Eighteen months later, McPartlin recovered. He was handed back his place, presenting all the shows. ITV supported him completely.
It was a different story for Flack, even though she had never been convicted, but she was a woman. As soon as the story hit about the incident, ITV effectively sacked her. She was a hugely popular presenter of Love Island.
She wasn’t offered any support from them. Instead, she was cast out. Although they have since said they were talking to her about coming back publicly, they sacked her. They never said she was taking a break to get the help she needed and would be back. Never did they offer the support and compassion they showed McPartlin.
They both had mental health issues, potential both also had drinking problems, yet they were both treated differently by media executives.
Caroline Flack was innocent. As our criminal justice system states, you are innocent until proven guilty. So in the eye of the law, Caroline Flack was guilty of no crime when ITV sacked her. In contrast, Ant McParlin was charged and pleaded guilty to the charge of drink driving still though he was fully supported.
The media and media executives pushed a woman with mental health problems to the point that she could no longer take it; she took her own life.
Amy Winehouse was one of the most talented singers to date, winning many awards, including Grammys. Her mixture of soulful lyrics and strong messages made her a household name overnight. It was, however, not for her extreme talent that the media pursued her; it was for her private life. A personal life that was filled with failing, destructive relationships and addiction.
The singer was found dead on 23rd July 2011 in her flat in Camden. When paramedics attended her, she was fully clothed with a laptop and empty bottle of vodka beside her. The autopsy report concluded that she died from alcohol poisoning after binge drinking after a prolonged period of abstinence.
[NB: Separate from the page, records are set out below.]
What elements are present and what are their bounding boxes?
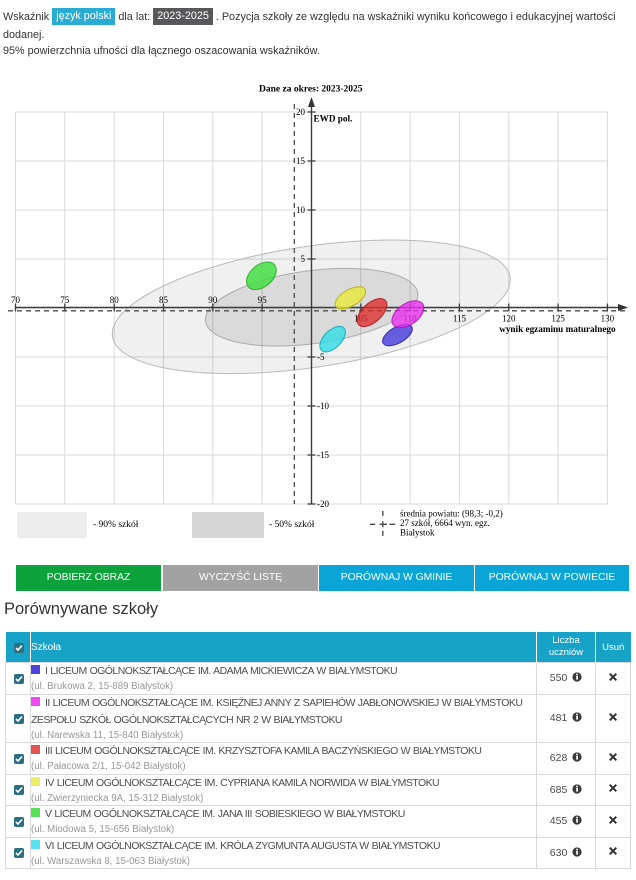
svg-text:-15: -15	[317, 450, 329, 460]
svg-text:- 50% szkół: - 50% szkół	[269, 520, 315, 530]
svg-text:10: 10	[296, 205, 306, 215]
svg-text:-10: -10	[317, 401, 329, 411]
svg-text:wynik egzaminu maturalnego: wynik egzaminu maturalnego	[499, 324, 616, 334]
svg-text:20: 20	[296, 107, 306, 117]
svg-text:85: 85	[159, 295, 169, 305]
svg-text:Białystok: Białystok	[400, 528, 435, 538]
svg-text:75: 75	[60, 295, 70, 305]
svg-text:90: 90	[208, 295, 218, 305]
svg-text:27 szkół, 6664 wyn. egz.: 27 szkół, 6664 wyn. egz.	[400, 518, 490, 528]
svg-text:70: 70	[11, 295, 21, 305]
svg-text:80: 80	[110, 295, 120, 305]
svg-text:15: 15	[296, 156, 306, 166]
svg-text:Dane za okres: 2023-2025: Dane za okres: 2023-2025	[259, 84, 363, 94]
svg-text:średnia powiatu: (98,3; -0,2): średnia powiatu: (98,3; -0,2)	[400, 509, 503, 519]
svg-text:115: 115	[453, 314, 467, 324]
svg-text:5: 5	[301, 254, 306, 264]
svg-text:95: 95	[258, 295, 268, 305]
svg-text:- 90% szkół: - 90% szkół	[93, 520, 139, 530]
svg-text:-20: -20	[317, 499, 329, 509]
svg-text:EWD pol.: EWD pol.	[314, 114, 353, 124]
svg-text:125: 125	[551, 314, 565, 324]
svg-text:-5: -5	[317, 352, 325, 362]
svg-text:130: 130	[601, 314, 615, 324]
svg-text:120: 120	[502, 314, 516, 324]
Although not deliberately responsible, the media’s prolonged reporting of her failing personal life contributed to her depression. First, the press followed her wherever she went, from appearances on the red carpet to mundane trips to McDonald’s. Then, when she started to struggle with addiction, the media was there to make her a glowing example of a ‘broken youth,’ going as far as sharing pictures of her with cocaine residue on her nose. When the drugs started to affect her performances, the media reported that she didn’t know the words and couldn’t sing a note. Although she gave the best performances, these stories were hidden amongst drug and alcohol binges. The media once again did not care about a young woman’s mental health problems; instead, they exploited her addictions to sell a few more copies.
All three of these women were endlessly pursued and hunted by the media. None of them was awarded the privacy to deal with their mental health issues, ultimately one died at their hands, and two took their own lives, not being able to deal with the abuse anymore.
They also have something else in common; all three were labelled superstars and unique icons after their death.
The media spent many weeks reporting the tragic mourning of Princess Diana and rerunning all those fantastic pictures they had of her. Caroline Flack was labelled a fun-loving girl tragically bullied to death by trolls on social media; the irony never occurred to them. In a massive turnaround by the British press, Amy Winehouse was labelled an icon of her time, a true musical genius with outstanding talents.
Isn’t it a tragedy that the media did not support these females more when they were alive? Maybe they could have saved at least one of them from a tragic early death.